Dalam penerapannya, suatu putusan pidana yang dijatuhkan oleh Hakim dapat membawa dampak luas, tidak hanya bagi pelaku tindak pidana yang bersangkutan, akan tetapi juga bagi korban dan masyarakat. Hal ini karena dalam proses penjatuhan pidana, di samping bersentuhan dengan aspek yuridis, juga didalamnya terkait dengan aspek sosiologis dan aspek filosofis. Akhirnya banyak timbul wacana diantara para pemerhati hukum, bahwa untuk penjatuhan pidana pada delik-delik tertentu, manakah yang harus lebih diprioritaskan antara kepentingan kepastian hukum di satu pihak ataukah kepentingan keadilan di lain pihak, demikian juga, manakah yang harus diprioritaskan antara kepentingan perlindungan masyarakat di satu pihak, dengan kepentingan pembinaan individu pelaku tindak pidana di lain pihak. Hal ini merupakan aksi dan sikap kritis terhadap "beragamnya" strafmaat yang sudah diputuskan oleh lembaga peradilan terhadap perkara-perkara tindak pidana tertentu tersebut. Tampak luar dari persoalan tersebut adalah munculnya issue disparitas pidana disparity of sentencing diantara delik-delik tertentu tersebut. Secara umum dapat dikatakan, bahwa dilihat dari sumbernya, maka faktor penyebab disparitas pidana selain berasal dari Hakim (yang menjatuhkan putusan pidana), juga utamanya berasal dari kelemahan hukum positif (peraturan perundang-undangan), yang dilatarbelakangi oleh faktor :
a) pertama, adanya fakta disparitas pidana yang sangat mencolok untuk delik-delik yang secara hakiki tidak berbeda kualitasnya, dan
b) kedua, adanya keinginan untuk memenuhi tuntutan masyarakat yang menghendaki adanya standar minimal objektif untuk delikdelik tertentu yang sangat dicela dan merugikan/membahayakan masyarakat/negara, serta
c) ketiga, demi untuk lebih mengefektifkan pengaruh prevensi umum (general prevention) terhadap delik-delik tertentu yang dipandang membahayakan dan meresahkan masyarakat, maka lembaga pembuat undang-undang kemudian menentukan, bahwa untuk delik-delik tertentu tersebut, disamping ada pidana maksimum khususnya, juga sekaligus ditentukan pidana minimum khususnya.
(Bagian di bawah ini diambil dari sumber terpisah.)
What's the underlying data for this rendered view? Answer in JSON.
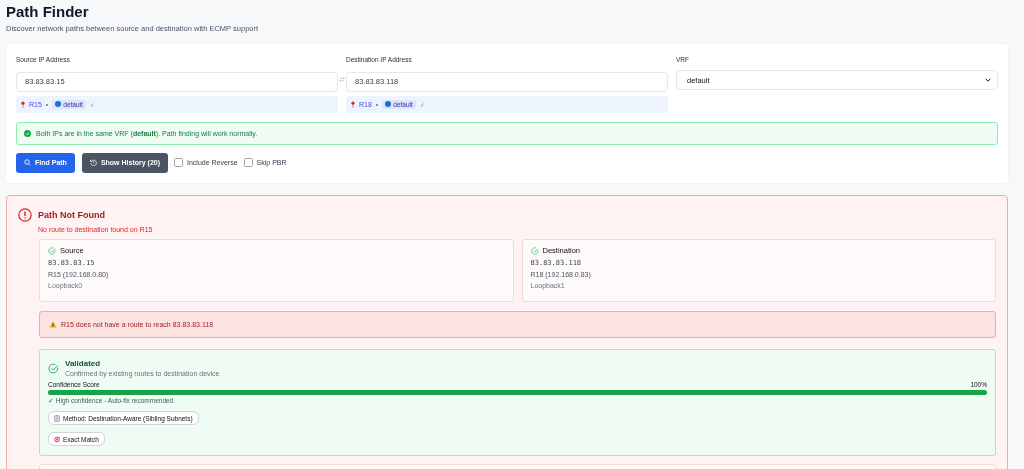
{
  "page": {
    "title": "Path Finder",
    "subtitle": "Discover network paths between source and destination with ECMP support"
  },
  "form": {
    "source": {
      "label": "Source IP Address",
      "value": "83.83.83.15",
      "router": "R15",
      "separator": "•",
      "vrf": "default",
      "mark": "✓"
    },
    "destination": {
      "label": "Destination IP Address",
      "value": "83.83.83.118",
      "router": "R18",
      "separator": "•",
      "vrf": "default",
      "mark": "✓"
    },
    "vrf": {
      "label": "VRF",
      "value": "default"
    },
    "notice": "Both IPs are in the same VRF (**default**). Path finding will work normally.",
    "buttons": [
      {
        "label": "Find Path",
        "kind": "primary"
      },
      {
        "label": "Show History (20)",
        "kind": "secondary"
      }
    ],
    "options": [
      {
        "label": "Include Reverse",
        "checked": false
      },
      {
        "label": "Skip PBR",
        "checked": false
      }
    ]
  },
  "result": {
    "title": "Path Not Found",
    "message": "No route to destination found on R15",
    "endpoints": [
      {
        "heading": "Source",
        "ip": "83.83.83.15",
        "router": "R15 (192.168.0.80)",
        "interface": "Loopback0"
      },
      {
        "heading": "Destination",
        "ip": "83.83.83.118",
        "router": "R18 (192.168.0.83)",
        "interface": "Loopback1"
      }
    ],
    "warning": "R15 does not have a route to reach 83.83.83.118",
    "validation": {
      "title": "Validated",
      "subtitle": "Confirmed by existing routes to destination device",
      "confidence_label": "Confidence Score",
      "confidence_value": "100%",
      "level": 1,
      "note": "✓ High confidence - Auto-fix recommended",
      "tags": [
        {
          "label": "Method: Destination-Aware (Sibling Subnets)",
          "kind": "method"
        },
        {
          "label": "Exact Match",
          "kind": "match"
        }
      ]
    }
  }
}
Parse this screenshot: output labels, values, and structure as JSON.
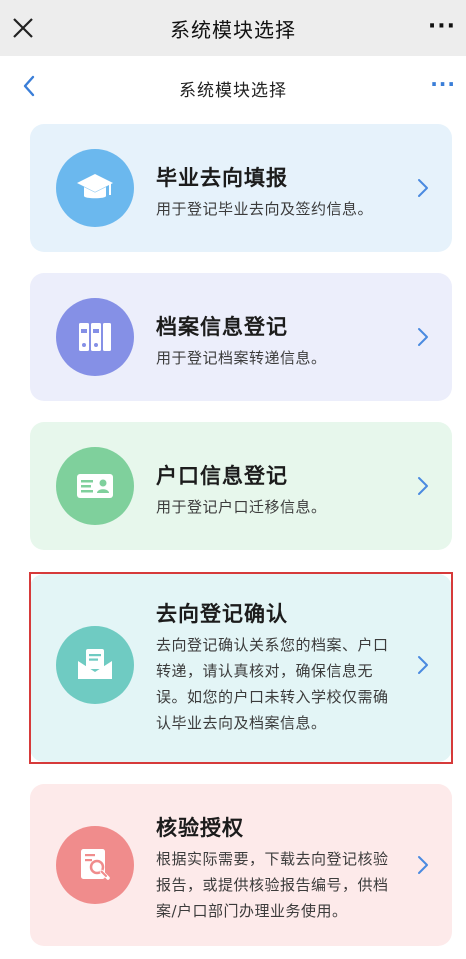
{
  "topbar": {
    "title": "系统模块选择",
    "more": "···"
  },
  "navbar": {
    "title": "系统模块选择",
    "more": "···"
  },
  "cards": [
    {
      "title": "毕业去向填报",
      "desc": "用于登记毕业去向及签约信息。",
      "icon": "graduation-cap-icon",
      "color": "#6bb8ee",
      "bg": "#e6f2fb"
    },
    {
      "title": "档案信息登记",
      "desc": "用于登记档案转递信息。",
      "icon": "file-folder-icon",
      "color": "#8590e6",
      "bg": "#eceefb"
    },
    {
      "title": "户口信息登记",
      "desc": "用于登记户口迁移信息。",
      "icon": "id-card-icon",
      "color": "#7fd09c",
      "bg": "#e7f7ec"
    },
    {
      "title": "去向登记确认",
      "desc_lines": [
        "去向登记确认关系您的档案、户口",
        "转递，请认真核对，确保信息无",
        "误。如您的户口未转入学校仅需确",
        "认毕业去向及档案信息。"
      ],
      "icon": "envelope-letter-icon",
      "color": "#6fcbc2",
      "bg": "#e3f5f6"
    },
    {
      "title": "核验授权",
      "desc_lines": [
        "根据实际需要，下载去向登记核验",
        "报告，或提供核验报告编号，供档",
        "案/户口部门办理业务使用。"
      ],
      "icon": "search-document-icon",
      "color": "#f08c8c",
      "bg": "#fdeaea"
    }
  ]
}
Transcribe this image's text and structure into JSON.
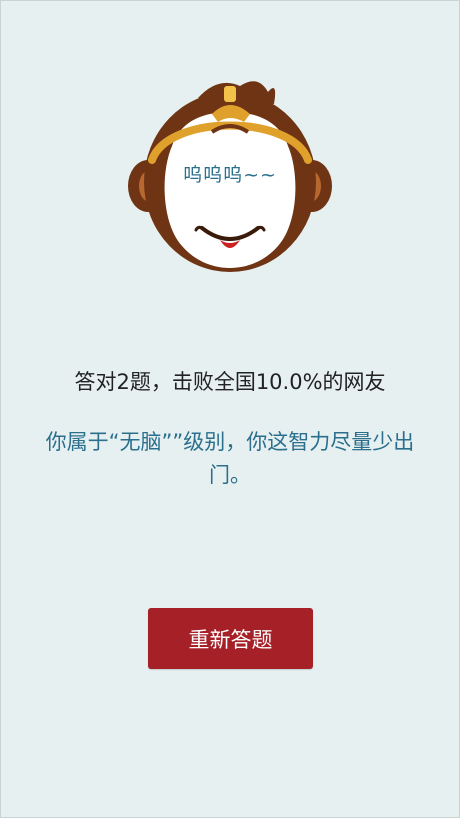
{
  "result": {
    "mascot_caption": "呜呜呜~~",
    "score_text": "答对2题，击败全国10.0%的网友",
    "comment_text": "你属于“无脑””级别，你这智力尽量少出门。"
  },
  "actions": {
    "retry_label": "重新答题"
  },
  "colors": {
    "background": "#e6f0f1",
    "accent_text": "#2b6f8d",
    "button": "#a52027",
    "fur": "#6e3414",
    "headband": "#e0a12c"
  },
  "icons": {
    "mascot": "monkey-face-icon"
  }
}
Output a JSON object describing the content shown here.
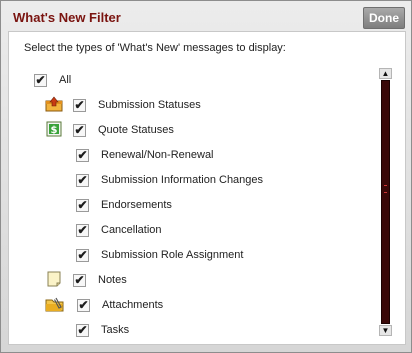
{
  "dialog": {
    "title": "What's New Filter",
    "done_label": "Done",
    "instruction": "Select the types of 'What's New' messages to display:"
  },
  "items": [
    {
      "label": "All",
      "checked": true,
      "icon": null
    },
    {
      "label": "Submission Statuses",
      "checked": true,
      "icon": "submission-status-icon"
    },
    {
      "label": "Quote Statuses",
      "checked": true,
      "icon": "dollar-icon"
    },
    {
      "label": "Renewal/Non-Renewal",
      "checked": true,
      "icon": null
    },
    {
      "label": "Submission Information Changes",
      "checked": true,
      "icon": null
    },
    {
      "label": "Endorsements",
      "checked": true,
      "icon": null
    },
    {
      "label": "Cancellation",
      "checked": true,
      "icon": null
    },
    {
      "label": "Submission Role Assignment",
      "checked": true,
      "icon": null
    },
    {
      "label": "Notes",
      "checked": true,
      "icon": "note-icon"
    },
    {
      "label": "Attachments",
      "checked": true,
      "icon": "folder-paperclip-icon"
    },
    {
      "label": "Tasks",
      "checked": true,
      "icon": null
    }
  ],
  "colors": {
    "title": "#7a1410",
    "scroll_track": "#3a0808"
  }
}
B. Disparitas Putusan Hakim
Disparitas pidana (disparity of sentencing) maksudnya adalah penerapan pidana yang tidak sama terhadap tindak pidana yang sama (same offence) atau terhadap tindak-tindak pidana yang sifat berbahayanya dapat diperbandingkan (offences of comparable seriousness) tanpa dasar pembenaran yang jelas .
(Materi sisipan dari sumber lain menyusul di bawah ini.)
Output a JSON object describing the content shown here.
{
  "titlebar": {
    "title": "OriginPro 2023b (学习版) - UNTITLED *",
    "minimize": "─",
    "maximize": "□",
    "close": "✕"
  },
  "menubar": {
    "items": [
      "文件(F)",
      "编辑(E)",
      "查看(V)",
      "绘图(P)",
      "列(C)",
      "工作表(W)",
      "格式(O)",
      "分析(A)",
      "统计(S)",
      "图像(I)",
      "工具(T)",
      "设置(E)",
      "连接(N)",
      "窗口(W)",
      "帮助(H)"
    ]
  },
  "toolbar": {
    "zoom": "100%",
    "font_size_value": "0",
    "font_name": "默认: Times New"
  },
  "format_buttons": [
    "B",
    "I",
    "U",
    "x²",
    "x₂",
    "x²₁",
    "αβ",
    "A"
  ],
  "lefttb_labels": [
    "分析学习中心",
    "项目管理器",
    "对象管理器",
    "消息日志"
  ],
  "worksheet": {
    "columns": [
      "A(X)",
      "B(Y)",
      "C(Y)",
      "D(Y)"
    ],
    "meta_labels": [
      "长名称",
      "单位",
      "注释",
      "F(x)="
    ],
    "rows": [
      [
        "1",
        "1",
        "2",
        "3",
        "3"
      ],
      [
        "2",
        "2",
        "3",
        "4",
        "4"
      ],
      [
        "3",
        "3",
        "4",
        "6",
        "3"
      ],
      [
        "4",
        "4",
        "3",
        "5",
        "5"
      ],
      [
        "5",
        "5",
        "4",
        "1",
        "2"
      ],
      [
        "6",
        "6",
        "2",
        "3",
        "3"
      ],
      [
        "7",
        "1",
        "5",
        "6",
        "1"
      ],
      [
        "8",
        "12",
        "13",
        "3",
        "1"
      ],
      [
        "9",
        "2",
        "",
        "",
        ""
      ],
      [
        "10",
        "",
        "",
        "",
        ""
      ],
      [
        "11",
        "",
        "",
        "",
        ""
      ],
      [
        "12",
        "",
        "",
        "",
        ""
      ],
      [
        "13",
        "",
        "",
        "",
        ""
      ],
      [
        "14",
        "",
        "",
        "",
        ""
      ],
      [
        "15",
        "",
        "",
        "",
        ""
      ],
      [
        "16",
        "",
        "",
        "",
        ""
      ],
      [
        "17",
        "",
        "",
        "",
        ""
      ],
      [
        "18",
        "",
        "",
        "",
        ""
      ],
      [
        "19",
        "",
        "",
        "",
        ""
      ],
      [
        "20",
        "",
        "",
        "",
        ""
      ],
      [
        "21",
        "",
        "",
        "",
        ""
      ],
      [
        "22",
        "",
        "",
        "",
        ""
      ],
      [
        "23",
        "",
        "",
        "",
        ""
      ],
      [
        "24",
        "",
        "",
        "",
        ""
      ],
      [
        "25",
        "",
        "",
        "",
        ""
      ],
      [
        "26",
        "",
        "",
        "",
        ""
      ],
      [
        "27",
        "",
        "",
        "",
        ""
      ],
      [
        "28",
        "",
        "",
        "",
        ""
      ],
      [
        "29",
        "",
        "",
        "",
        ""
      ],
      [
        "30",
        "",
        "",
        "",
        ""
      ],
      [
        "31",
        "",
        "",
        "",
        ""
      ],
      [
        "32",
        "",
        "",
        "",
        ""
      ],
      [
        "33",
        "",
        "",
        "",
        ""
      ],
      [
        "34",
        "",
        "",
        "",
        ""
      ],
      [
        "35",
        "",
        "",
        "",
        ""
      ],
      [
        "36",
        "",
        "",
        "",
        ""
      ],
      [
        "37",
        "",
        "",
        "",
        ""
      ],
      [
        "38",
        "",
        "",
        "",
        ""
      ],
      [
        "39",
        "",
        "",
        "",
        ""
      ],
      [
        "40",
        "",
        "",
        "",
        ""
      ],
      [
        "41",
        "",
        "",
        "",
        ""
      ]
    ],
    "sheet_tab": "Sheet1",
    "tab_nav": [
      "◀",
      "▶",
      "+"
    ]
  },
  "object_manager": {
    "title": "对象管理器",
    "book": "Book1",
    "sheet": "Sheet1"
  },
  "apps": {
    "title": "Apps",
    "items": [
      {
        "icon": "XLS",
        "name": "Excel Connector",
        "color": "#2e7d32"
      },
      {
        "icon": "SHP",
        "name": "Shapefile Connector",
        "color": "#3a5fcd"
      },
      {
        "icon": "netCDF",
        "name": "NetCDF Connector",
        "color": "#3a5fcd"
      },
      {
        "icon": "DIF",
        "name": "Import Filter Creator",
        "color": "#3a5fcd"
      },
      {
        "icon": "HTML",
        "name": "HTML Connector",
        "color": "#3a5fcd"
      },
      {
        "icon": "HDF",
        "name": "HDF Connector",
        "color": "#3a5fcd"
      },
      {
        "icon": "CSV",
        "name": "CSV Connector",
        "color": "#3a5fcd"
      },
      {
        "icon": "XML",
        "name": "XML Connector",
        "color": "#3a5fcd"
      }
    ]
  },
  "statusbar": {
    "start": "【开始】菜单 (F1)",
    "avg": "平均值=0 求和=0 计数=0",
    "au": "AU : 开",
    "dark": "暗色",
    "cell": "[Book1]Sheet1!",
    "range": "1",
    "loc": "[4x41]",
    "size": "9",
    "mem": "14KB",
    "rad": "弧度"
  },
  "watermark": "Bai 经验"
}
Disparitas pidana akan berakibat fatal, bilamana dikaitkan dengan "correction administration". Terpidana yang setelah memperbandingkan pidana kemudian merasa menjadi korban "the judicial caprice", akan menjadi terpidana yang tidak menghargai hukum, padahal penghargaan terhadap hukum tersebut merupakan salah satu target di dalam tujuan pemidanaan. Tentunya akan tampak suatu persoalan yang serius, sebab akan merupakan suatu indikator dan manifestasi daripada kegagalan suatu sistem untuk mencapai persamaan keadilan di dalam negara hukum dan sekaligus akan melemahkan kepercayaan masyarakat terhadap sistem penyelenggaraan hukum pidana.
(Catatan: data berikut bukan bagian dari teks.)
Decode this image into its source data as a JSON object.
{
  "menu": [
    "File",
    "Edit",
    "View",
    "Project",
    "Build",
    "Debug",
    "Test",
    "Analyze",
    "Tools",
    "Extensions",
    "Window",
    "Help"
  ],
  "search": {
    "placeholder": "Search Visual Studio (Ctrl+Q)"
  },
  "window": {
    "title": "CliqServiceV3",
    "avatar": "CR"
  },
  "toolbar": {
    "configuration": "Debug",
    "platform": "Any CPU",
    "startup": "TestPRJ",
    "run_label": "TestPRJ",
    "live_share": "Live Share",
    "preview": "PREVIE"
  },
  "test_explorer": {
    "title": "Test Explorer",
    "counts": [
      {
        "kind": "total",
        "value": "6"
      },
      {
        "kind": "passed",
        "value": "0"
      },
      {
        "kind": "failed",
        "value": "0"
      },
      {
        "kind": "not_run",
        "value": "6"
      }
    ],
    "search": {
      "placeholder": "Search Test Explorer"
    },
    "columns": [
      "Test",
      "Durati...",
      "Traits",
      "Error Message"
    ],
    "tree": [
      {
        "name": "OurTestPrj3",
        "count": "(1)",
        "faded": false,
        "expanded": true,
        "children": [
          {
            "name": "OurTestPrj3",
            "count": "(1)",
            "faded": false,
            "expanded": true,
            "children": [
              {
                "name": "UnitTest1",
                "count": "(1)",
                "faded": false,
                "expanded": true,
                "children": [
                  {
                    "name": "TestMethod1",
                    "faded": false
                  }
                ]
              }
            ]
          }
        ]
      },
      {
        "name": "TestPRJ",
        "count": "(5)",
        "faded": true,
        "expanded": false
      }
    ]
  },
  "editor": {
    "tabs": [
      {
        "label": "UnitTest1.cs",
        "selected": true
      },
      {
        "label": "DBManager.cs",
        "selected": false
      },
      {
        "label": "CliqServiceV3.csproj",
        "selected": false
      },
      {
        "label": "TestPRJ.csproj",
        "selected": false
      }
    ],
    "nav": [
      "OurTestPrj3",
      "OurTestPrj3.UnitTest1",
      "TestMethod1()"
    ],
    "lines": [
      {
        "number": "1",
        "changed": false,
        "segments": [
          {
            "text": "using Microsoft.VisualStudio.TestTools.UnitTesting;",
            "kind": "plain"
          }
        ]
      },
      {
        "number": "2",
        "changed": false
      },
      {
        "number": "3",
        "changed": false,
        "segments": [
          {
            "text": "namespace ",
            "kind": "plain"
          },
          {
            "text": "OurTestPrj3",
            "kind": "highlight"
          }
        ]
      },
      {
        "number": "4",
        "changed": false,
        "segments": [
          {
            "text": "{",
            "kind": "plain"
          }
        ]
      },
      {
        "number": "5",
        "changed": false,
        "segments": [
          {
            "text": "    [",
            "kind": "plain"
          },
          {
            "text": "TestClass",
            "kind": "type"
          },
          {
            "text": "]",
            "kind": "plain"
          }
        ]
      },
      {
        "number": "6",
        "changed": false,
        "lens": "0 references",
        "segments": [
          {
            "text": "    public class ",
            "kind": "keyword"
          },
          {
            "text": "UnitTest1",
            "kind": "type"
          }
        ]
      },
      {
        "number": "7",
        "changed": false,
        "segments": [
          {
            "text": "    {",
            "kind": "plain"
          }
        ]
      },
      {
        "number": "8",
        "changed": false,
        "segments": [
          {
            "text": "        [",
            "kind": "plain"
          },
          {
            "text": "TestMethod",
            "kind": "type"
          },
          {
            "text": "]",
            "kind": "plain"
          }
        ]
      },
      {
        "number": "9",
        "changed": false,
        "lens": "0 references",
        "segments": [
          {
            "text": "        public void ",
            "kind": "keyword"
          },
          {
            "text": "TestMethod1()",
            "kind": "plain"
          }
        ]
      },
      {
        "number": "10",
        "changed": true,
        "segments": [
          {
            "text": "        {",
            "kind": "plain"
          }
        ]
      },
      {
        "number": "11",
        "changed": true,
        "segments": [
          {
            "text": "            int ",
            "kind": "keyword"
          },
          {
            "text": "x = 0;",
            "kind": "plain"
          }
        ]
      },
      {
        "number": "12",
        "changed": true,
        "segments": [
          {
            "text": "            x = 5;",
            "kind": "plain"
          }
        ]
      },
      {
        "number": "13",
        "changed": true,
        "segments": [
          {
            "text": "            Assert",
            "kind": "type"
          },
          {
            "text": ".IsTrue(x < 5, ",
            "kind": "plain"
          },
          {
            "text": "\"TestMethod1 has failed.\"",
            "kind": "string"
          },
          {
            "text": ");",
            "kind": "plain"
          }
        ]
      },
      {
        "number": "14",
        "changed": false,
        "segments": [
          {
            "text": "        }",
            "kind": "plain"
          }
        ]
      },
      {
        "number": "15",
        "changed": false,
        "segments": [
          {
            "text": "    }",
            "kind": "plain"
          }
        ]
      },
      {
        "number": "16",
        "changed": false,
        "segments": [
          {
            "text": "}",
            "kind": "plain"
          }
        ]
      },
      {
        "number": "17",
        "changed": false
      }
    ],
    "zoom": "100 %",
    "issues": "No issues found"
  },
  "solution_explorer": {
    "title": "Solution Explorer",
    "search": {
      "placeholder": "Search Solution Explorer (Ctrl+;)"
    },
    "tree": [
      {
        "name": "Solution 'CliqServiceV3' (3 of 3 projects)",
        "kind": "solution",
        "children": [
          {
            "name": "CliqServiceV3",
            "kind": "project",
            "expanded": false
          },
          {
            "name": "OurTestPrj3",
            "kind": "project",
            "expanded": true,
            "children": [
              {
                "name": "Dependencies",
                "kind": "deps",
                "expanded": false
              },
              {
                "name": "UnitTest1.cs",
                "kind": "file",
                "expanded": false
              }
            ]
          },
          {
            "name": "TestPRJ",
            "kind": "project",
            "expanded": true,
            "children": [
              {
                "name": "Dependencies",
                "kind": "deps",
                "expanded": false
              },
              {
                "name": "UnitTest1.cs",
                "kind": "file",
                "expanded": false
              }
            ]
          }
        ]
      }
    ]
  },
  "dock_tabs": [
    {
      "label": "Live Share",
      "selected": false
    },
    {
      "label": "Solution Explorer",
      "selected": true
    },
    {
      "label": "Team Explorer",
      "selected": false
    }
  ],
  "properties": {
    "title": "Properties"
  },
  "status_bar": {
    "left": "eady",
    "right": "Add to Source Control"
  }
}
Masalah disparitas pidana adalah salah satu subsistem dalam sistem penyelenggaraan hukum pidana, sehingga disparitas pidana juga menjadi bagian dari masalah pemidanaan, dan dapat dikatakan bahwa disparitas pidana yang bersumber dari hukum positif/peraturan perundang-undangan, antara lain adalah karena belum diaturnya pedoman penjatuhan pidana (statutory guidelines for sentencing atau straftoemetingsheidraad), sedangkan yang bersumber dari Hakim, antara lain karena adanya pemahaman idiologis yang beragam terhadap the philosophy of punishment, setidaknya dalam mengikuti aliran hukum pidana (aliran klasik atau aliran modern) dan selanjutnya dalam hukum pidana positif Indonesia, Hakim mempunyai kebebasan yang sangat luas untuk memilih jenis pidana (stafsoort) yang dikehendaki, sehubungan dengan penggunaan sistem alternatif didalam pengancaman pidana didalam undang-undang .
Prof. Sudarto, S.H. menyatakan sebagai berikut:
"KUHP tidak memuat pedoman pemberian pidana (straftoemetingsleiddraad), yang umum ialah suatu pedoman yang dibuat oleh pembentuk undang¬-undang yang memuat asas-asas yang perlu diperhatikan oleh Hakim dalam menjatuhkan pidana yang ada hanya aturan pemberian pidana (straftoemetingsregels)" .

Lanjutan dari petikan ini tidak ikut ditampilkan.